The research team also took a look for antibodies that targeted the R. gnavus bacteria within the SLE participants’ blood samples. What was revealed was levels of these antibodies were closely linked to the SLE condition activity index scores, and those SLE participants with kidney flares had quite high rates of the antibody.

This is certainly interesting as, in theory that is, the R. gnavus bacteria lives harmlessly in the gut and doesn’t really require an immune response of any level.

Further analysis revealed that the antibodies found targeted regions of the cell wall on the bacteria. The team theorized that this could be that bits of the bacteria in one’s gut might be breaking off and falling into the bloodstream, thus triggering immune activity. Still, this is quite speculative and more research is needed to confirm this concept.

As the link between SLE and gut bacteria was only found, no causality around it, there is a possibility that autoimmune SLE flares in the gut region promote the growth of this bacteria, versus R. gnavus triggering lupus flares.

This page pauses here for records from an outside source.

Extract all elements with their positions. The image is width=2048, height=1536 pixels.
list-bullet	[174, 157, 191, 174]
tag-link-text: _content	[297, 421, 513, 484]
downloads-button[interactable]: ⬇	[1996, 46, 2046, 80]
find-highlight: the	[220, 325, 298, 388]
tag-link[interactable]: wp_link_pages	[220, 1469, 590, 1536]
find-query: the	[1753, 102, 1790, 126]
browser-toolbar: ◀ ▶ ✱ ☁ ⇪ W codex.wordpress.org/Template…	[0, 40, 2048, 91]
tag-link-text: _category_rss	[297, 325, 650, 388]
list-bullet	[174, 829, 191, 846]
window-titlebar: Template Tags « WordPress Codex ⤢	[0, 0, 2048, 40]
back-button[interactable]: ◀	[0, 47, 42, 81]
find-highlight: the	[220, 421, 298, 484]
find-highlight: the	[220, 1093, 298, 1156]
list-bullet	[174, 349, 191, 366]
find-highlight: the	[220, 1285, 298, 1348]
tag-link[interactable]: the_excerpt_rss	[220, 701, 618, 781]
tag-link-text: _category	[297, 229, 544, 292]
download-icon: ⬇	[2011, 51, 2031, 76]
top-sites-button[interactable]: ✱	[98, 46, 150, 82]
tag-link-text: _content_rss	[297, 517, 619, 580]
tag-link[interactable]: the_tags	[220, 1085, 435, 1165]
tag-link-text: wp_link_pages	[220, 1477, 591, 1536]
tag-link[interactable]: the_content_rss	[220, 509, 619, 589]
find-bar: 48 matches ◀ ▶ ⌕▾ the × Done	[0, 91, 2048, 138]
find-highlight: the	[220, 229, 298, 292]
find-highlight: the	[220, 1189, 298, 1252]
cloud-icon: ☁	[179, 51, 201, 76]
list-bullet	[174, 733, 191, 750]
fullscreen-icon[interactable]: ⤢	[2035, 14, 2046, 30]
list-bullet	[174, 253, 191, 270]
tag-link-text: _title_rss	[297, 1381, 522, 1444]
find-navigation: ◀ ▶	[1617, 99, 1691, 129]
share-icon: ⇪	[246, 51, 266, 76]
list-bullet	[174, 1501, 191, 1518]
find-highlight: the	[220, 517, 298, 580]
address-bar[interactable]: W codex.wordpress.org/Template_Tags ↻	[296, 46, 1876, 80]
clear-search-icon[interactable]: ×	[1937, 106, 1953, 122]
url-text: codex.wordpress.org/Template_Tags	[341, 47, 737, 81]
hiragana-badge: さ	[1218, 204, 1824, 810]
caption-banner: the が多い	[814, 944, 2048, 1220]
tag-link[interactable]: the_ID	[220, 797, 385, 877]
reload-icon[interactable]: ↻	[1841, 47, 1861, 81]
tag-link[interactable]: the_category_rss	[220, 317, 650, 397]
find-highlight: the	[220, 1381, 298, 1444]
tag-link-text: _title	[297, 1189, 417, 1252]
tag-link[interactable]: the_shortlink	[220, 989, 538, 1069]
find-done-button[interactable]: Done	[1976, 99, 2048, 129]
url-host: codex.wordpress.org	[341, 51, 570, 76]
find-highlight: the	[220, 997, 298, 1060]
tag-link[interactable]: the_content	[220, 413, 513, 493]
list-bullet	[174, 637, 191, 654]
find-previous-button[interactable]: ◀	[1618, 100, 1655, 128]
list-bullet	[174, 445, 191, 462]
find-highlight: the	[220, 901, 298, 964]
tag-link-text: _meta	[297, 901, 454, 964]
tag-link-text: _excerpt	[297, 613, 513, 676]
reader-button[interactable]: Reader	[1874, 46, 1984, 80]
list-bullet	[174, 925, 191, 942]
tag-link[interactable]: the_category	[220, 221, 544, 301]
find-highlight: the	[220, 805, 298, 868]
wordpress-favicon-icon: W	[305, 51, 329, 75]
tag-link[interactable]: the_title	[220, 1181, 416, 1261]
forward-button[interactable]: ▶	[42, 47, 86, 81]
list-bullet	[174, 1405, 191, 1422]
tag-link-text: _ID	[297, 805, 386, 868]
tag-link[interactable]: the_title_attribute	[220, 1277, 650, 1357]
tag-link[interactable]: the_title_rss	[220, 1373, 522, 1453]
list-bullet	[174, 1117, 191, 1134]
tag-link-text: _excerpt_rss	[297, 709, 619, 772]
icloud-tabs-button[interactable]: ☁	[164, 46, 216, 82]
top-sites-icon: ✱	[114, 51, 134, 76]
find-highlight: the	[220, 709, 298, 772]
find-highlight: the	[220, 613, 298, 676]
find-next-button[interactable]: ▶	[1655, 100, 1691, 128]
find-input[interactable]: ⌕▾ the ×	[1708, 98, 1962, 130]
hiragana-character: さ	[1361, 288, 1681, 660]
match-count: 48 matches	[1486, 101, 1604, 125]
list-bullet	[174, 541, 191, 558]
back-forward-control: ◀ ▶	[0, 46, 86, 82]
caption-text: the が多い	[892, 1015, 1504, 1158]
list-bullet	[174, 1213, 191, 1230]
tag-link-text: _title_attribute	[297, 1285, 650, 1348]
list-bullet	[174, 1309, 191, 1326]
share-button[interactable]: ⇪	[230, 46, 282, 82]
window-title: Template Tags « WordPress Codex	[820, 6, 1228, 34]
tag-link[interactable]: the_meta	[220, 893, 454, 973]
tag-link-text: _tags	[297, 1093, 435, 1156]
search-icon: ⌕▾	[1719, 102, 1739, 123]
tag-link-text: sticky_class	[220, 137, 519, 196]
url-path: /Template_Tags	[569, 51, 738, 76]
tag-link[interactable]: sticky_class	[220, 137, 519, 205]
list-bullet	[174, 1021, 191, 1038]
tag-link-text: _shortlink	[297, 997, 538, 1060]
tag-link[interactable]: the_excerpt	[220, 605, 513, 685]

Still, the team feels very optimistic that the findings from this research has helped to pave a path for additional research to find out exactly how gut bacteria might affect the progression of SLE.

The even better news is that the team has suggested that if this model and research is confirmed, it could lead to new strategies and treatments for SLE moving forward, such as a probiotic to help control the growth of the R. gnavus bacteria.